HA PASADO EL CARNAVAL

 

 “Ya ha pasado el Carnaval, cuelga los disfraces en el armario, deja  las máscaras, pelucas, maquillajes…” El ego oye las consignas, tiembla, se agazapa en sus capas y mantos. !Con lo cómodo que está así!, guarecido para aparecer estelarmente en cualquier escenario, en el más alto o en el más pobre, en el más delicado o en el más intenso; siempre triunfante, aunque sea en “el más menos”.     

Cuando la vida o la evidencia o la sabiduría de la Maestra le quitan sus disfraces, el ego sufre, se retuerce,  sintiéndose victima incomprendida, injustamente tratado. La mente egoica elabora sus tesis y antítesis, llega a sus conclusiones parciales para salir victoriosa, para tener la razón, la justificación de sus actuaciones en el  bonito escenario que se ha montado ”dramas o  comedias en muchos  actos” (los que dé la vida).

“Es hora de dejar el traje vacío”.  La Consciencia desde atrás lo ilumina todo, el corazón recibe la luz de la Presencia  amorosa de la Maestra que derrama su bendición extraordinaria, lúcida,  amorosa, el pecho se llena de la expansión cálida de la bendición. “Suelta, deja, cuelga... era solo un disfraz”. El instante se vuelve mágico en la quietud y profundidad del  Ahora; solo mirar, respirar, abrirme y soltar.

 El agua de la lluvia brilla en las hojas de jardín, miles de diamantes irisados en los que se refleja el mundo cuelgan en frente, no son tan duraderos como los de las joyerías, sino solo para que los disfrutemos desde la máxima joya de la Paz Consciente. Los pétalos de las flores extienden su blanco, más delicado que la seda, como si se movieran en el aire. Es el momento de los pájaros, cantan en el silencio de la mañana, el autillo acompaña en su descanso ensoñado. Hay  ruidos: un coche lejano, el camión burdo de la basura… todo es bien venido en este momento que se dilata en la profundidad de la observación Consciente, llenándose de magia y de vida.

El sol se oculta tras las nubes cargadas de lluvia, como la mente lúcida que observa, cuando vienen los pensamientos egoicos y con ellos la dimensión ordinaria inconsciente que vuelve la vida, la experiencia, plana. Hecha de sucesión de momentos poco paladeados en aras de otros futuros que el ego proyecta  como más interesantes o acuciantes.
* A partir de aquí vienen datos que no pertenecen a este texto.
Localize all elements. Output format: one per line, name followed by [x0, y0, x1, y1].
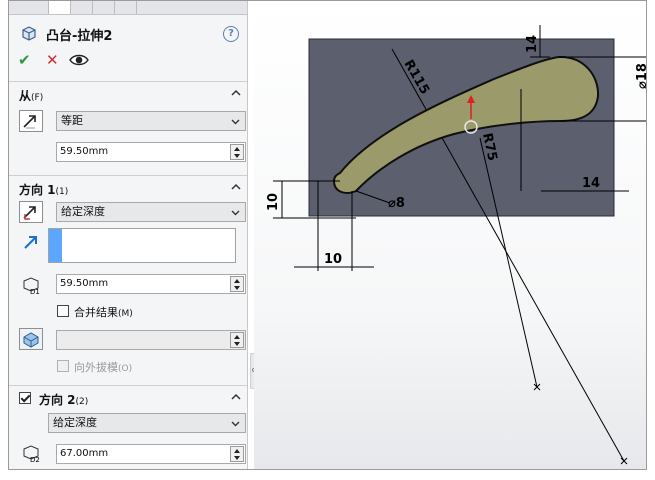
help-icon[interactable]: ?: [223, 26, 239, 42]
chevron-up-icon: [231, 89, 241, 96]
sketch-canvas: 14 R115 R75 ⌀18 14 ⌀8 10 10: [266, 25, 647, 465]
offset-spinner-arrows[interactable]: [230, 144, 244, 160]
svg-text:10: 10: [266, 193, 281, 211]
window-frame: 凸台-拉伸2 ? ✔ ✕ 从(F) 等距 59.50mm 方向 1(1) 给定深…: [8, 0, 647, 470]
tab-configuration-manager[interactable]: [71, 1, 93, 14]
direction2-title: 方向 2(2): [39, 393, 89, 407]
draft-angle-input[interactable]: [56, 330, 246, 350]
direction1-end-condition-value: 给定深度: [61, 205, 105, 218]
draft-outward-checkbox[interactable]: [57, 360, 69, 372]
direction2-section-header[interactable]: 方向 2(2): [9, 386, 247, 408]
cancel-x-icon[interactable]: ✕: [46, 51, 59, 69]
direction1-end-condition-select[interactable]: 给定深度: [56, 202, 246, 222]
manager-tab-strip: [9, 1, 247, 15]
merge-result-label: 合并结果(M): [74, 306, 133, 319]
svg-text:14: 14: [525, 35, 540, 53]
construction-point[interactable]: [620, 457, 628, 465]
draft-icon: [23, 332, 39, 348]
ok-check-icon[interactable]: ✔: [18, 51, 31, 69]
depth-d2-icon: D2: [23, 445, 40, 464]
chevron-down-icon: [231, 119, 240, 125]
from-section: 从(F) 等距 59.50mm: [9, 81, 247, 171]
feature-header: 凸台-拉伸2 ?: [9, 21, 247, 45]
direction2-depth-input[interactable]: 67.00mm: [56, 444, 246, 464]
svg-text:⌀8: ⌀8: [388, 196, 405, 211]
from-section-header[interactable]: 从(F): [9, 82, 247, 104]
confirmation-row: ✔ ✕: [9, 51, 247, 71]
property-manager-panel: 凸台-拉伸2 ? ✔ ✕ 从(F) 等距 59.50mm 方向 1(1) 给定深…: [9, 1, 248, 469]
preview-eye-icon[interactable]: [69, 51, 89, 69]
chevron-up-icon: [231, 183, 241, 190]
extrude-direction-arrow-icon: [24, 236, 37, 249]
from-plane-button[interactable]: [19, 110, 43, 132]
direction1-depth-input[interactable]: 59.50mm: [56, 274, 246, 294]
offset-plane-icon: [23, 115, 36, 129]
chevron-down-icon: [231, 210, 240, 216]
direction1-title: 方向 1(1): [19, 183, 69, 197]
listbox-selection-marker: [49, 229, 62, 262]
direction2-depth-value: 67.00mm: [60, 448, 109, 459]
direction1-section: 方向 1(1) 给定深度 D1 59.50mm 合并结果(M) 向外拔模(O): [9, 175, 247, 385]
svg-text:14: 14: [582, 176, 600, 191]
chevron-down-icon: [231, 421, 240, 427]
from-offset-input[interactable]: 59.50mm: [56, 142, 246, 162]
direction1-section-header[interactable]: 方向 1(1): [9, 176, 247, 198]
svg-text:10: 10: [324, 252, 342, 267]
depth-d1-icon: D1: [23, 277, 40, 296]
draft-spinner-arrows[interactable]: [230, 332, 244, 348]
depth1-spinner-arrows[interactable]: [230, 276, 244, 292]
svg-text:⌀18: ⌀18: [635, 63, 647, 89]
from-section-title: 从(F): [19, 89, 44, 103]
merge-result-checkbox[interactable]: [57, 305, 69, 317]
graphics-area[interactable]: 14 R115 R75 ⌀18 14 ⌀8 10 10: [254, 1, 647, 469]
from-condition-value: 等距: [61, 114, 83, 127]
from-condition-select[interactable]: 等距: [56, 111, 246, 131]
depth2-spinner-arrows[interactable]: [230, 446, 244, 462]
tab-display-manager[interactable]: [115, 1, 137, 14]
boss-extrude-icon: [22, 26, 36, 41]
direction2-section: 方向 2(2) 给定深度 D2 67.00mm: [9, 385, 247, 469]
direction2-enable-checkbox[interactable]: [19, 392, 31, 404]
from-offset-value: 59.50mm: [60, 146, 109, 157]
chevron-up-icon: [231, 393, 241, 400]
feature-title: 凸台-拉伸2: [46, 29, 113, 44]
reverse-direction-icon: [23, 206, 36, 220]
tab-feature-tree[interactable]: [27, 1, 49, 14]
draft-toggle-button[interactable]: [19, 328, 43, 350]
svg-text:D2: D2: [30, 456, 40, 464]
tab-dimxpert[interactable]: [93, 1, 115, 14]
direction2-end-condition-select[interactable]: 给定深度: [48, 413, 246, 433]
direction-reference-listbox[interactable]: [48, 228, 236, 263]
draft-outward-label: 向外拔模(O): [74, 361, 133, 374]
svg-text:D1: D1: [30, 288, 40, 296]
tab-property-manager[interactable]: [49, 1, 71, 14]
direction1-depth-value: 59.50mm: [60, 278, 109, 289]
direction2-end-condition-value: 给定深度: [53, 416, 97, 429]
reverse-direction-button[interactable]: [19, 201, 43, 223]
No obstante la experiencia Consciente vivida queda como referente, así la bendición del corazón espiritual valida las respuestas, justifica los actos, da sentido a las actitudes.  El  Ser Real o  Identidad profunda Consciente nos muestra lo ilusorio del ego. Así, éste desaparece en la Presencia del Aquí y Ahora.

“El mejor modo de disolución egoica es la vivencia del amor incondicional que lo abarca todo, incluida la inconsciencia oscura…”, “El ego juega un papel importante en el puzle del Despertar…”, nos recuerda nuestra Maestra reiteradamente en sus enseñanzas diarias. Sí, amarlo y ver sus trampas que se van volviendo más y más sutiles: lo espiritual, lo trascendente, lo estético… Escaleras muy lúcidas para sentirse diferente, atrayente, especial… Maraña delicada o burda que teje, como laboriosa y habilísima araña el ego.

Cuando me desplazo de mi Identidad Profunda Consciente a la mente inconsciente egoica, permanezco aletargada en la polaridad negativa. Al darme cuenta de estar dormida puedo tomar conciencia en el cuerpo físico, conciencia en la respiración, en las sensaciones… Esta conciencia posibilita la conexión con mi Ser Real, en  el Aquí y Ahora Consciente: desnudo, libre y feliz.  Así puedo sentir el gozo de vivir, la alegría de respirar, de percibir tanta abundancia en todo lo que se despliega frente a nosotros, sin pensar en ello, sin etiquetar. ¡“Cuánta vida en lo que llamamos “cosas”! Cómo no evocar la explosión de la naturaleza en primavera. Un campo de cultivo lleno de incipientes brotes verdes que mece el viento o el temblor de las flores cuando los insectos las liban, la brisa suave e intensa.  Vida de lo fenoménico que  no se compra, ni se vende, que no está supeditada a la dimensión oscura de la naturaleza humana.

En estas vivencias el Ser Real se expresa en espontaneidad, en agradecimiento, en felicidad sencilla y maravillosa.

Es el Camino del Despertar, ver comprender, trascender poco a poco el inconsciente para que brille la luminosidad Consciente de nuestro Ser Real.